Ethiopia needs continued aid, urges charity

THE Irish public need to keep supporting aid and relief efforts in Ethiopia despite the confusing messages emerging about the extent of the famine alert there, the head of one the top development agencies has warned.

Ethiopia needs continued aid, urges charity

Ray Jordan, chief executive of Self Help Africa, said ongoing assistance was essential to ease the effects of the drought which the World Food Programme says is causing severe hardship for 10 million people, almost half of whom are said to be under immediate threat of hunger and malnutrition.

His comments came after seemingly conflicting reports that the rains had returned but that vast tracts of the country faced a water crisis, and that Ethiopian authorities were denying a famine was under way while international agencies were pleading for food aid.

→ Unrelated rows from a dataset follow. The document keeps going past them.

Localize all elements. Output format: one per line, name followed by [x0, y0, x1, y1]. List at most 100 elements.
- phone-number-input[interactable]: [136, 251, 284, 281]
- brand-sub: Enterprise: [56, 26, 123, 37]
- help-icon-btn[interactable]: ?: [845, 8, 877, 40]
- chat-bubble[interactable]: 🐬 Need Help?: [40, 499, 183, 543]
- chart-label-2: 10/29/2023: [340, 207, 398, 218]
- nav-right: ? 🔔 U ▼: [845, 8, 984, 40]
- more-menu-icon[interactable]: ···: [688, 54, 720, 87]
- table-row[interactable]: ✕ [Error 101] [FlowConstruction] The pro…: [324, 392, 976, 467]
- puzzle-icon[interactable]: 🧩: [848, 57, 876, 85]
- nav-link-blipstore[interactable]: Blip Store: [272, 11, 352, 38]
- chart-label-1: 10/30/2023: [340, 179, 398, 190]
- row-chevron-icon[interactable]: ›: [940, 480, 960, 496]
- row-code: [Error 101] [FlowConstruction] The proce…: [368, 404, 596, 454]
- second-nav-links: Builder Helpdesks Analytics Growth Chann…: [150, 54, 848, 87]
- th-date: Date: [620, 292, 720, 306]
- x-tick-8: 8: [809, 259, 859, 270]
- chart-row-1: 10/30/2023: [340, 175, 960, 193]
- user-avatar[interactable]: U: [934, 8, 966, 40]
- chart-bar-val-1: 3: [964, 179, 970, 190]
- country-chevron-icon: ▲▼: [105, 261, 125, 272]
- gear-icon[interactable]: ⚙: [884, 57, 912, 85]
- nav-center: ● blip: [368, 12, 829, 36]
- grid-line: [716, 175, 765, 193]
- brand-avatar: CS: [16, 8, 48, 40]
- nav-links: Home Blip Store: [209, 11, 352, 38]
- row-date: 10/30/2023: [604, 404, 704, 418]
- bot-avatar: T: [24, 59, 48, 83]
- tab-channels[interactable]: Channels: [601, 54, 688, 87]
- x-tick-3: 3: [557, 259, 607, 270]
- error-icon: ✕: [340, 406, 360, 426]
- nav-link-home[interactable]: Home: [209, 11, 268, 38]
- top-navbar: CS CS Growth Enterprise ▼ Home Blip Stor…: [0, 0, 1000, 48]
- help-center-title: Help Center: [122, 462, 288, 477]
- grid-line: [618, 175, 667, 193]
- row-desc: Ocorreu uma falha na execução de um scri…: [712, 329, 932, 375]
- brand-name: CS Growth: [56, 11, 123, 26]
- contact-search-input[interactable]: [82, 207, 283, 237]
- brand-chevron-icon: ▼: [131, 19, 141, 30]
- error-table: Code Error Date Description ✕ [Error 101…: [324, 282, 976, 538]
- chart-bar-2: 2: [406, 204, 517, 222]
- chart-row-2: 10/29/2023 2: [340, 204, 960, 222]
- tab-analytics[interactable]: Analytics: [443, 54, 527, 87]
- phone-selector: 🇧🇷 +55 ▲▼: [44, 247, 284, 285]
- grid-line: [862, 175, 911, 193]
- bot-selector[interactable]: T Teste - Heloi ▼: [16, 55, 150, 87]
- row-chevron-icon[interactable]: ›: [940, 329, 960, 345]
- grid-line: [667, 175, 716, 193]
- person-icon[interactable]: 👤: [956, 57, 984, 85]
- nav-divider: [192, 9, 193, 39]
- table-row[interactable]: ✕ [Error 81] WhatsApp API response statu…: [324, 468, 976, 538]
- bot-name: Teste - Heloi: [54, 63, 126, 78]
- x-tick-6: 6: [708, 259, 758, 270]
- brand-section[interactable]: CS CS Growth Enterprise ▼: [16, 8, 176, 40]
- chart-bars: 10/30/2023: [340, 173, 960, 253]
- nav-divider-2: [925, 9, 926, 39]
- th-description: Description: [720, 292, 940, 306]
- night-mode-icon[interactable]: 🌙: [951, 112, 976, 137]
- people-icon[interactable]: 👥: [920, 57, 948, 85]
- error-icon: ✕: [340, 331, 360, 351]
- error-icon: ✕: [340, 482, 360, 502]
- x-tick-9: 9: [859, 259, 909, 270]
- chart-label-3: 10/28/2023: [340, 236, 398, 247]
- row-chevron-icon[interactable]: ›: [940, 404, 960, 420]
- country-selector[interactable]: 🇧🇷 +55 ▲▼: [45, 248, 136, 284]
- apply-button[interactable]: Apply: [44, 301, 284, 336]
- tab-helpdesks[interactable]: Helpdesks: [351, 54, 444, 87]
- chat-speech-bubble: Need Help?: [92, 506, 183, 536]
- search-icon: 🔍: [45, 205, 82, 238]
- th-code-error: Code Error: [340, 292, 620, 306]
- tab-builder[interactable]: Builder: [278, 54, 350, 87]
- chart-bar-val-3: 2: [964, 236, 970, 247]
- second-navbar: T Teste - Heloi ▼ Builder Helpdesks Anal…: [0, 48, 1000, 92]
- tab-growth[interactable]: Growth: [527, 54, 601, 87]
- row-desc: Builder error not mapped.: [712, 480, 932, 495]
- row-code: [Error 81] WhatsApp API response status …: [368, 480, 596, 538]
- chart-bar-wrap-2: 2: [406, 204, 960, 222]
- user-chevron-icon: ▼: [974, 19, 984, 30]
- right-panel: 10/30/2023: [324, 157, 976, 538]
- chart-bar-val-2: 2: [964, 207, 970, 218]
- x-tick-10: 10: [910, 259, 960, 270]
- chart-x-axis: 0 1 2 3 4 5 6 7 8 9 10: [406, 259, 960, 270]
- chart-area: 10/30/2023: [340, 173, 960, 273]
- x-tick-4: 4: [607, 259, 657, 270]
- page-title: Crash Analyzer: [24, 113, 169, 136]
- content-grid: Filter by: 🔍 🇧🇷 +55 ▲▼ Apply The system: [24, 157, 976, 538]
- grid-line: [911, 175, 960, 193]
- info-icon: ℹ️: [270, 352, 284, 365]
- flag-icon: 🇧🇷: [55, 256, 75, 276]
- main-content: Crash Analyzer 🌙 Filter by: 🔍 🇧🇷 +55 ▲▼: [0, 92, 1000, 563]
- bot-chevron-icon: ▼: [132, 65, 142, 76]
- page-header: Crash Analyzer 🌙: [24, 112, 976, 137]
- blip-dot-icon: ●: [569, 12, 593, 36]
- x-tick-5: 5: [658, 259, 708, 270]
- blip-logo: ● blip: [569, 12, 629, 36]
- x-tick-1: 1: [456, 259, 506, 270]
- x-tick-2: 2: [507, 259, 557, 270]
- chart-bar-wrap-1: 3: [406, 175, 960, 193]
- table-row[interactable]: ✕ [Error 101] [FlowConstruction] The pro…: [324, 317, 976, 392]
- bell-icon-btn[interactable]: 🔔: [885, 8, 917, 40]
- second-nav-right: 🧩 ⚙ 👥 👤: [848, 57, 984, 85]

“It’s a very complex situation,” Mr Jordan said. “There is rain in parts but in places it has washed away the young crops and in other places it has started the crops growing but they won’t be harvested for months.”

He said it was difficult to say when a food shortage was an elongation of the usual “hunger gap” — the short period between food stores depleting and the next harvest becoming ready — and when the gap was becoming a famine.

“There is a hunger gap in a lot of African countries every year but it’s getting harder to predict when it will happen and how long it will last because people are dependant on rain-fed agriculture and climate change means the rains are not reliable any more as the people in Ethiopia have found.”

Self Help Africa, which grew out of the response of Irish farming communities to the devastating Ethiopian famine of 1984/85, has long-term development projects across the country helping one million people to produce a reliable food supply from the land. He said the news from those areas was promising.

“They are in trouble and they are suffering but they’re coping. They’re not having to sell their assets or leave the land and they will get by until they can harvest.

“In 2002, the last major famine alert in Ethiopia, I saw people eating the seeds they needed for their next planting. It was a life or death decision. When it gets to that stage, you’re into emergency feeding programmes costing hundreds of millions.

“You save lives but the people end up with absolutely nothing left to make a fresh start — they’ve sold their chickens and goats and left the land. Parallel with emergency assistance we should be getting to the root cause of the problem.”

Mr Jordan said he was confident about the public’s support, despite the economic downturn.

“I would never be concerned about the generosity of the Irish people.”

lStaff from Self Help Africa’s Irish headquarters will be visiting the charity’s project areas all this week to check on progress. The Irish Examiner will carry reports throughout their visit.